Research on Multi-machine Parallel DP Algorithm Based on MapReduce
关键词: MapReduce; Douglas-Peucker算法; 曲线化简; 多机并行DP算法
张栋海, 黄丽娜, 刘晖, 唐健 . 基于MapReduce的多机并行DP算法与实验分析[J]. 地球信息科学学报, 2013 , 15(1) : 55 -60 . DOI: 10.3724/SP.J.1047.2013.00055
Real time and rapid simplification of large-scale data, required by personalized WebGIS service which is based on vector data, becomes more and more important. The study was based on Douglas-Peucker, one of classical curve simplification algorithms, but in the view of its low performance, it can hardly simplify large-scale data in real time and rapidly. At the same time, the development of cloud-computing offers new storage technologies and computational methods for real time and rapid simplification of large-scale data. So this study made use of hadoop, one of the open source cloud computing platforms, to design and realize multi-machine parallel Douglas-Peucker algorithm. In the algorithm, we deigned the logic slices of data, and assigned the slices to the clusters by MapReduce computing model, achieved parallel simplification. In order to verify the efficiency of the algorithm, we designed the experiments and compared the efficiency of traditional DP algorithm and multi-machine parallel DP algorithm in tow aspects: 1) the same threshold and different amount of data; and 2) the fixed amount of data and different thresholds. The result of the experiments showed: the multi-machine parallel DP algorithm was more efficient than tradition DP algorithm for large-scale data and high-complexity computing. In this case, the data processing time was much longer than the data allocated in the inter-cluster and the transmission time, and every node was involved in a certain operation, improved the efficiency of operations.
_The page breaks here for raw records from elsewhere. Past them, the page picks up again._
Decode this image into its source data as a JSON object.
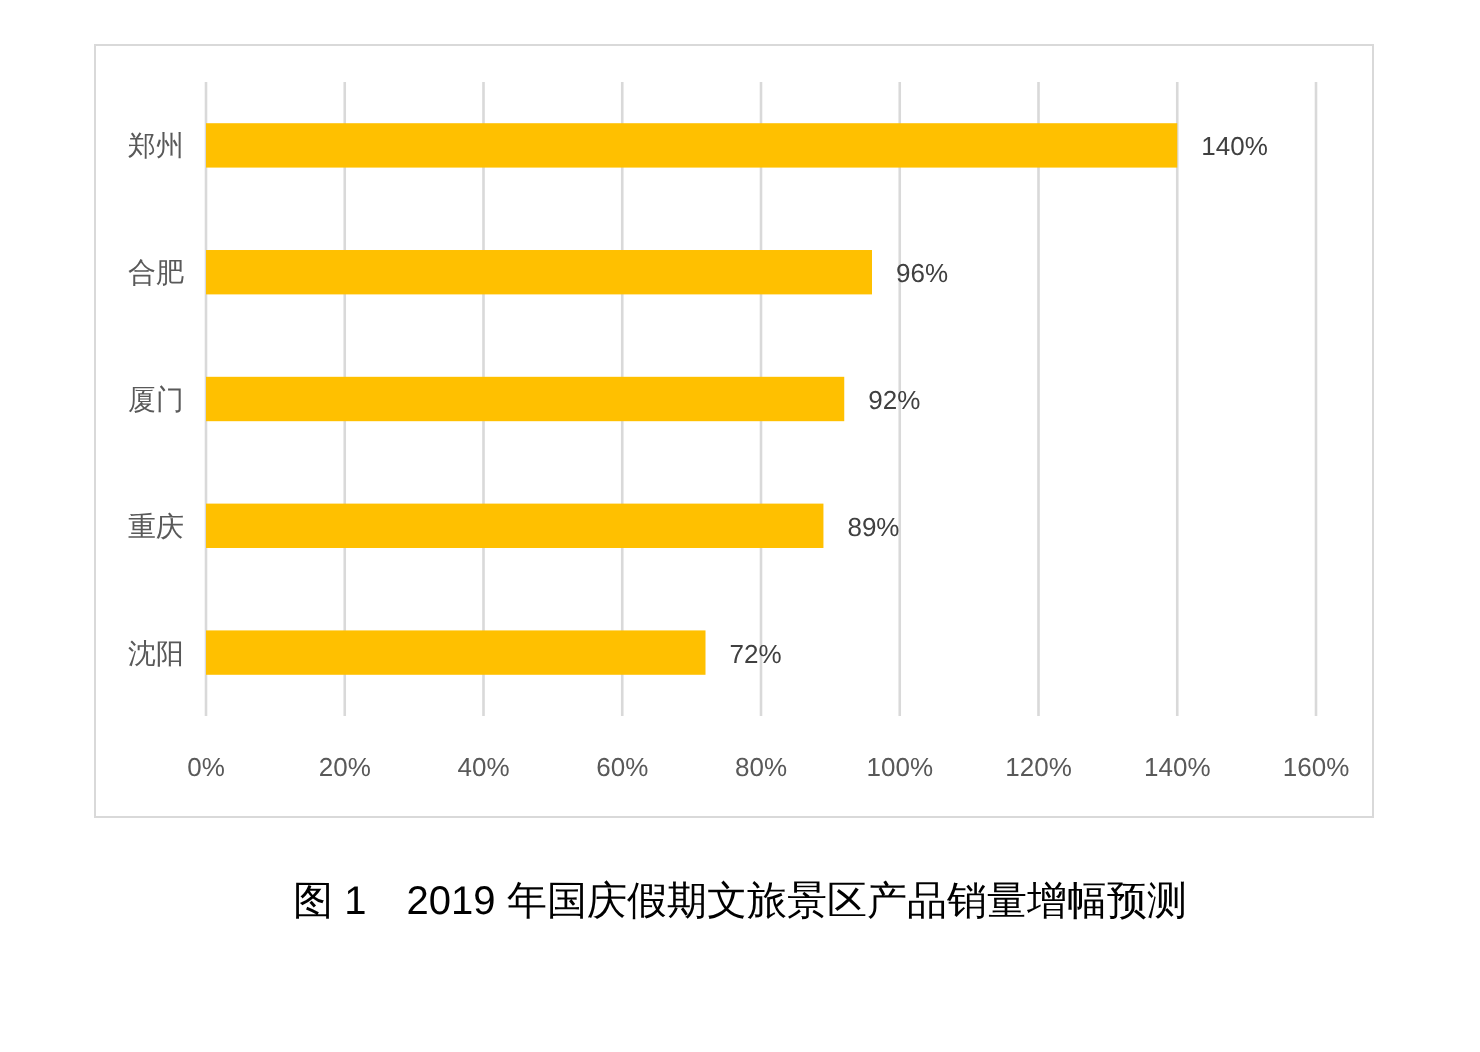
{
  "chart_data": {
    "type": "bar",
    "orientation": "horizontal",
    "title": "图 1　2019 年国庆假期文旅景区产品销量增幅预测",
    "categories": [
      "郑州",
      "合肥",
      "厦门",
      "重庆",
      "沈阳"
    ],
    "values": [
      140,
      96,
      92,
      89,
      72
    ],
    "color": "#ffc000",
    "xlim": [
      0,
      160
    ],
    "xticks": [
      {
        "value": 0,
        "label": "0%"
      },
      {
        "value": 20,
        "label": "20%"
      },
      {
        "value": 40,
        "label": "40%"
      },
      {
        "value": 60,
        "label": "60%"
      },
      {
        "value": 80,
        "label": "80%"
      },
      {
        "value": 100,
        "label": "100%"
      },
      {
        "value": 120,
        "label": "120%"
      },
      {
        "value": 140,
        "label": "140%"
      },
      {
        "value": 160,
        "label": "160%"
      }
    ],
    "grid": "x",
    "value_labels": [
      "140%",
      "96%",
      "92%",
      "89%",
      "72%"
    ]
  }
}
But for small scale data and low-complexity computing, the advantage of multi-machine parallel DP algorithm was non-obvious. Mainly due to a part of the nodes didn't participate in the operation, the computing potential of the cluster was not full play, while the data processing required time was very short, so the data allocation and transmission time impacted obviously. And, in order to meet the real time and rapid simplification of large-scale data, the multi-machine parallel DP algorithm should choose the appropriate simplification method for different amount of data and complexity computing in future.